It's available with natural fiber and 3D-printed gold parts
Bentley has revealed its second special Mulliner coach-built model, and it represents a crossroads for the brand. It's called the Bentley Mulliner Batur, and it's a sendoff for the core engine for Bentley, the twin-turbo W12. It's also a sign of things to come. The styling you see here will be adapted for Bentley's future electric cars.
The car is clearly Bentley right from the get-go. It has the long front end, the prominent, rounded rectangular grille, rearward placed cabin and wide, flowing rear fenders. But it has a more aggressive look than some recent Bentleys. The grille looks as though it's leaning more forward. Instead of round headlights, it has sweptback units that look like eagle eyes. The rear glass, instead of kicking up, stays low along the belt line. The tail has almost a boattail look and has slender taillights. It's Bentley, but it's also new.
The inside is clearly closely related to the Continental GT, which is no bad thing. But it can be set apart with special materials. Buyers of the Batur will have the ability to customize almost every aspect of the car with different leathers from different locations, different interior trimmings and upholstery designs. Bentley is offering some very unique materials, too. Metal pieces such as the organ stop vent switches can be made from titanium or even 3D-printed 18-karat gold. Some of the interior trim can be made from a natural fiber composite, which is like carbon fiber, but made from naturally occurring fibers rather than synthetically created carbon. The natural fiber can be used for the front splitter, side skirts and rear diffuser as well. And of course the exterior can be customized with just about any paint and graphics imaginable.

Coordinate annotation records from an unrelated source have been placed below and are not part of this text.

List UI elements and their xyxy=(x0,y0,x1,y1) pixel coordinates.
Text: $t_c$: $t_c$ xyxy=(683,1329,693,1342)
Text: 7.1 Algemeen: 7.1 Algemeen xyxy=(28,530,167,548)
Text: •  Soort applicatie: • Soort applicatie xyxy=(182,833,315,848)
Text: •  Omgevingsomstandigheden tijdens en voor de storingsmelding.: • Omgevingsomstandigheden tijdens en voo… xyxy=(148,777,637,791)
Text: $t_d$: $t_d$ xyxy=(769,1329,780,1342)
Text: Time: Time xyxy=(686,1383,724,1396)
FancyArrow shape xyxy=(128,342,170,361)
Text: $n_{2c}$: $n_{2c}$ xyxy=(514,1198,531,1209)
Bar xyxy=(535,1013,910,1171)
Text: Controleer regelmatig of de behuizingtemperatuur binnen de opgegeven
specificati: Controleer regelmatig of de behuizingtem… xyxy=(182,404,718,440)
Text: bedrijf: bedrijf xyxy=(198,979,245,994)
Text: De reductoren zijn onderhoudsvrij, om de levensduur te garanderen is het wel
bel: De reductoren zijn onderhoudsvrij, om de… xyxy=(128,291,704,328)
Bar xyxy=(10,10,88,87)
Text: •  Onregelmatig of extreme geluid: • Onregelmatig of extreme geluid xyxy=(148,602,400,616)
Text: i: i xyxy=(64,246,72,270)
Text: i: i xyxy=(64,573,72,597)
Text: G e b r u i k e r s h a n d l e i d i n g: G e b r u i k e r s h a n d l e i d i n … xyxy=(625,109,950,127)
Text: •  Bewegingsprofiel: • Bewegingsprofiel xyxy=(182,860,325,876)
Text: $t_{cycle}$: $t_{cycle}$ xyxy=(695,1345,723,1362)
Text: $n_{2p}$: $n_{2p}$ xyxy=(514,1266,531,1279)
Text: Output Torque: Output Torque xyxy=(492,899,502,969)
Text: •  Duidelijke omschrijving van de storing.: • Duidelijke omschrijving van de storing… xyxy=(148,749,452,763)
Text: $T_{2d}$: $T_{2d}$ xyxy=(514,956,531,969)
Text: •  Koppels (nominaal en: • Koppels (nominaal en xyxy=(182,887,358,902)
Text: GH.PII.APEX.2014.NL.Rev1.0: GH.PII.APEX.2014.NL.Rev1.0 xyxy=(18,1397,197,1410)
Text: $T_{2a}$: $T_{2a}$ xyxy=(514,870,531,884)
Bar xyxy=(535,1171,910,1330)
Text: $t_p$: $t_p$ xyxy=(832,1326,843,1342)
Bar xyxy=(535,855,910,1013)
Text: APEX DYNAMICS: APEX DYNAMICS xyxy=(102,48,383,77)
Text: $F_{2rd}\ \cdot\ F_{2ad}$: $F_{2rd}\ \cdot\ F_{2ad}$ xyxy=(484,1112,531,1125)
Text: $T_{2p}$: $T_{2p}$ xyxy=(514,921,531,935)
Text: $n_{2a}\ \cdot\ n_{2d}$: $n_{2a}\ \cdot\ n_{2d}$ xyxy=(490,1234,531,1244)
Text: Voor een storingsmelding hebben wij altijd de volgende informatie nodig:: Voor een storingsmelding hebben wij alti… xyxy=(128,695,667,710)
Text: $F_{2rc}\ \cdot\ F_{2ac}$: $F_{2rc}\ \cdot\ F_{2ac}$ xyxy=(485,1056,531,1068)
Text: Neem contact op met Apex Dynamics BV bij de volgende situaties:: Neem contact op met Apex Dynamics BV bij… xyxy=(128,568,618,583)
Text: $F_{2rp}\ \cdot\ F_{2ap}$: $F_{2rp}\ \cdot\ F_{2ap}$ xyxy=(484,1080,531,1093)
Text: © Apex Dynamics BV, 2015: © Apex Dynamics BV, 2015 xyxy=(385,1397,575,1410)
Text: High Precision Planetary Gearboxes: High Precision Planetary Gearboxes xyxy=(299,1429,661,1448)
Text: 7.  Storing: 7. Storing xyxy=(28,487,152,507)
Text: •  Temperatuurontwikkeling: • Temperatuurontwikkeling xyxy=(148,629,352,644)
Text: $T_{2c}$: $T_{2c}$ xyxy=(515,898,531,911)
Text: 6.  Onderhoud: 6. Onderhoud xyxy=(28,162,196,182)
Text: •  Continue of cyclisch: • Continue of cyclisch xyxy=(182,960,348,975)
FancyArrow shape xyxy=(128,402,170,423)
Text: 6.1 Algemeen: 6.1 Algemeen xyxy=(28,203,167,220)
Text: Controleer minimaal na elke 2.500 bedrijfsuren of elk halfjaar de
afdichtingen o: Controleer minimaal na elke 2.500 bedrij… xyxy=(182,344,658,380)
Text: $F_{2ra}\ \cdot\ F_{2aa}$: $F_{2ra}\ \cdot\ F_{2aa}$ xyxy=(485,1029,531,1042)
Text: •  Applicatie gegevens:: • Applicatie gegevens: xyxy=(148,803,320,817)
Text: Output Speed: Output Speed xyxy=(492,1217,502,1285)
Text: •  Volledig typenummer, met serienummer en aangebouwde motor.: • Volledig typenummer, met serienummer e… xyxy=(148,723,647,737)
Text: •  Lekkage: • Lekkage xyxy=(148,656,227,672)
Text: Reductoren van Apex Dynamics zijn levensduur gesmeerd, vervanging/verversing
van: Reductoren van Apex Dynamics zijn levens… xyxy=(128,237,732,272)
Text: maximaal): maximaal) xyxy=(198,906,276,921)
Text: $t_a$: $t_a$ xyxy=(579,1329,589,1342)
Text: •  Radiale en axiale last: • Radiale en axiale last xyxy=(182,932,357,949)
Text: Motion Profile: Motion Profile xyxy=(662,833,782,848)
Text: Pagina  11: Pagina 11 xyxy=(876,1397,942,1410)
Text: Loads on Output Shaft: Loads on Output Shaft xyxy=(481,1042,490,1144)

Bentley says that the Batur is powered by the most powerful iteration of the twin-turbo 6.0-liter W12 yet. It makes 730 horsepower and 738 pound-feet of torque. It's paired with adaptive air suspension, active anti-roll bars, all-wheel drive, four-wheel steering, an electronic limited-slip differential and torque vectoring to help it handle as well as it can go in a straight line. Stopping it are a set of carbon silicon carbide brakes with 10-piston front brake calipers and four-piston rears.
Only 18 Baturs will be built, and they're all spoken for. Pricing started at 1.65 million British pounds, or $1.95 million. Though there will only be a few of these Baturs, keep an eye out for its design to show up in the Bentley EVs that are coming starting in 2025.